Plainly, Cousins doesn’t deserve this. Granted, injuries in sports are inevitable and terrible and never terribly warranted anyway, and no good-faith sports fan – should those exist, anywhere – roots for a player on an opposing team to sustain an injury, let alone a season-ending and potentially career-threatening one such as what Cousins has sustained.

The problem now, of course, is that Cousins is due to be an unrestricted free agent this summer. Even with the injury, teams will be clamoring for his services, though some may pause when presented with the prospect of giving a max contract to a reputedly petulant, decidedly brilliant center coming of a major injury and going into his age-28 season.

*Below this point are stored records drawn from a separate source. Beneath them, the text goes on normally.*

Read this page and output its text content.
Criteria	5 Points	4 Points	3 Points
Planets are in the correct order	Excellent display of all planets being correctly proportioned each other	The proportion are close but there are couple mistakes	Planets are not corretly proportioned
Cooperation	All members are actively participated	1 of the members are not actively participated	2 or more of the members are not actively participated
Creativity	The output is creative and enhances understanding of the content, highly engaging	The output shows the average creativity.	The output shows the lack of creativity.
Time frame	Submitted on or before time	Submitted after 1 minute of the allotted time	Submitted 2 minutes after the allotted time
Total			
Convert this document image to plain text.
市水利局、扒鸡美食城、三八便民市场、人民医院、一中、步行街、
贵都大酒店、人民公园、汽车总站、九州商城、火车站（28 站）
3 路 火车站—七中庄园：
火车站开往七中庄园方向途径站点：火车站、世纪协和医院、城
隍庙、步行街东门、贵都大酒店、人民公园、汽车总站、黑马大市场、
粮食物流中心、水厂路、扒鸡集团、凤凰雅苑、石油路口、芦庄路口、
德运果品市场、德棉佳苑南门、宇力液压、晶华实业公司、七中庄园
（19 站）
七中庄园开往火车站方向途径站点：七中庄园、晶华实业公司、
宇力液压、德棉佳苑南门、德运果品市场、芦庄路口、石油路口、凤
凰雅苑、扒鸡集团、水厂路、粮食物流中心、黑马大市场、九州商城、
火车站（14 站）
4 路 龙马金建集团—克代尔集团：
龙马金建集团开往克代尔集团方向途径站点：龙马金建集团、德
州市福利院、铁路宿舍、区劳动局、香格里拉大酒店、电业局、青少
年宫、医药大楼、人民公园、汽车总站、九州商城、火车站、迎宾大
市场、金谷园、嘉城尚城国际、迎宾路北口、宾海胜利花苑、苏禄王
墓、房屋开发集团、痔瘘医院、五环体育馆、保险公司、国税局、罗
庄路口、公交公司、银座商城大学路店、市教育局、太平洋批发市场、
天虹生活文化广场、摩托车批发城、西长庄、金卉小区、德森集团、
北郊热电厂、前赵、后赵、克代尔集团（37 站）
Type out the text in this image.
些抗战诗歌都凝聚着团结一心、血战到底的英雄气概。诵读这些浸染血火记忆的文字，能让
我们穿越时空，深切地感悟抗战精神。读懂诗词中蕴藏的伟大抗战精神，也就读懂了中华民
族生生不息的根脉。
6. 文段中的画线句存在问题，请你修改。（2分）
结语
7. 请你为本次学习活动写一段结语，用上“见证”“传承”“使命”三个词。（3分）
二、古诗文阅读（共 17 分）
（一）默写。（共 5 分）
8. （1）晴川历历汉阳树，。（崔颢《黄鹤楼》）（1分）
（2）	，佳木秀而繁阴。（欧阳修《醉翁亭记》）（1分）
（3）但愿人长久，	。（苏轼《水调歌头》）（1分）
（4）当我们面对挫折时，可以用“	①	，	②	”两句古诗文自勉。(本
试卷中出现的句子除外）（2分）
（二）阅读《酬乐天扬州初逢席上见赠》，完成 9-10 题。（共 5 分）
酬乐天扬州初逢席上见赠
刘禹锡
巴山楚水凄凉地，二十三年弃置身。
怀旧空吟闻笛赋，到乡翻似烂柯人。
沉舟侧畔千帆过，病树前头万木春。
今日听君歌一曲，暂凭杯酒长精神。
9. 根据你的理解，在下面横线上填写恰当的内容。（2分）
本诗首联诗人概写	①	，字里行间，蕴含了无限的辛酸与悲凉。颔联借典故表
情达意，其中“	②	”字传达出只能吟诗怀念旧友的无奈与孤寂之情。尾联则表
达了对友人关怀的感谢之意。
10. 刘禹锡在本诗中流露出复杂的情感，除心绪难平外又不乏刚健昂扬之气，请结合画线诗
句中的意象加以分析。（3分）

If the Pelicans balk, even for a moment, the foundation of something truly incredible may be lost to the annals of NBA Twitter, a new-age Sampson/Akeem pairing that never had the chance to flourish or realize its own potential. Be mad that Cousins suffered this injury; be mad that Golden State goes right along, merrily squashing the rest of the NBA’s best[1] and never falling victim to injury, Steph Curry’s annoying ankles aside. Anthony Davis will try his best, but the Pelicans have as glaring a bit of scar tissue in the front court now as Cousins will have after his surgery.

*    *     *

[1] The Rockets excepted, with their 2-1 season series victory now solidified.